The FATF said that despite completing 26 of the 27 tasks it had been handed, Pakistan’s failure to complete the last task on convicting terrorists and terror entities meant it would not be delisted for now. The same group is now freely seeking funds for terrorist activities.
In fact, JeM had been active even as Pakistan was freed of sanctions by FATF last year. European Times reported that the JeM carried out large-scale construction at its sprawling Jama-e-Masjid Subhanallah headquarters in Bahawalpur.
Pakistan had claimed in its testimonies before FATF that JeM had been banned since 2002, within months of the group’s attack on the Parliament House in New Delhi in 2001.
The group, with the aid of the Pakistan Army, had moved to Afghanistan to supplement the Afghan Taliban fighting the US-led forces.
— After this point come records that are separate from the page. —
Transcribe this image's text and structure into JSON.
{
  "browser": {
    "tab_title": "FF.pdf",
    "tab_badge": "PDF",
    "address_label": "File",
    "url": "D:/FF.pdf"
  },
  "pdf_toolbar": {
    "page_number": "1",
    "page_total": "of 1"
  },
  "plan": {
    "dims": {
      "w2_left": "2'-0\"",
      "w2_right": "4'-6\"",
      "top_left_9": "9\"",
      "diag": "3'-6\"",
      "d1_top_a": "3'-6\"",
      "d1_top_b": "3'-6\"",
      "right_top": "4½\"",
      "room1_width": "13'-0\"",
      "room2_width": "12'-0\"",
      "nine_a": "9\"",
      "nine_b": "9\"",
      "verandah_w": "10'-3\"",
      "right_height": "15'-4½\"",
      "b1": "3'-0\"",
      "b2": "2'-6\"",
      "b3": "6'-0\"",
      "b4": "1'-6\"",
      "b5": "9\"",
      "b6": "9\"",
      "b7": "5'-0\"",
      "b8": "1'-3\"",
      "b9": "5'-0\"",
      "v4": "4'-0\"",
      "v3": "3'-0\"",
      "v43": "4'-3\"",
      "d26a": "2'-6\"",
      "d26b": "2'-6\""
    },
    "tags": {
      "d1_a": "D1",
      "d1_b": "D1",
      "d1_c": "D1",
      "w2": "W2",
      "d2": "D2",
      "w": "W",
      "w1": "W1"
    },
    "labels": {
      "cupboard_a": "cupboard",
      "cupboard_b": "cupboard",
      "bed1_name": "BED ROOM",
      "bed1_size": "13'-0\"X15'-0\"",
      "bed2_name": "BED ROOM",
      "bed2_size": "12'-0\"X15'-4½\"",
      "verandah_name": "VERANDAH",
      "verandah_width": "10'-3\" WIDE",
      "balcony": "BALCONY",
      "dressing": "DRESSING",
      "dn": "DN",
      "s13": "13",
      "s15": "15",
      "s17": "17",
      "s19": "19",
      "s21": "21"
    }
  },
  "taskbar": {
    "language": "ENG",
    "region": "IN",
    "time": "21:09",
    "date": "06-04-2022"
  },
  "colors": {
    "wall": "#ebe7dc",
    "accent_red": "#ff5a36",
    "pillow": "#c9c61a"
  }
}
The United Nations Security Council (UNSC) monitors reporting in May 2022 stated that JeM operated eight training camps in Nangarhar, three under Taliban control.
The JeM has a long tie-up with the Afghan Taliban. When JeM leader, Masood Azhar, was freed after the Indian Airlines hijacking incident in December 1999, he was welcomed and given shelter by the Afghan Taliban leadership in Kandahar, European Times reported.
Fundraising by jihadi groups during Eid was a common practice in the recent past. Since greater scrutiny came to bear on such terrorist fundraising, Pakistan had restricted such events but never stopped. Terrorist groups have been using devious methods to carry out such activities recently, European Times reported.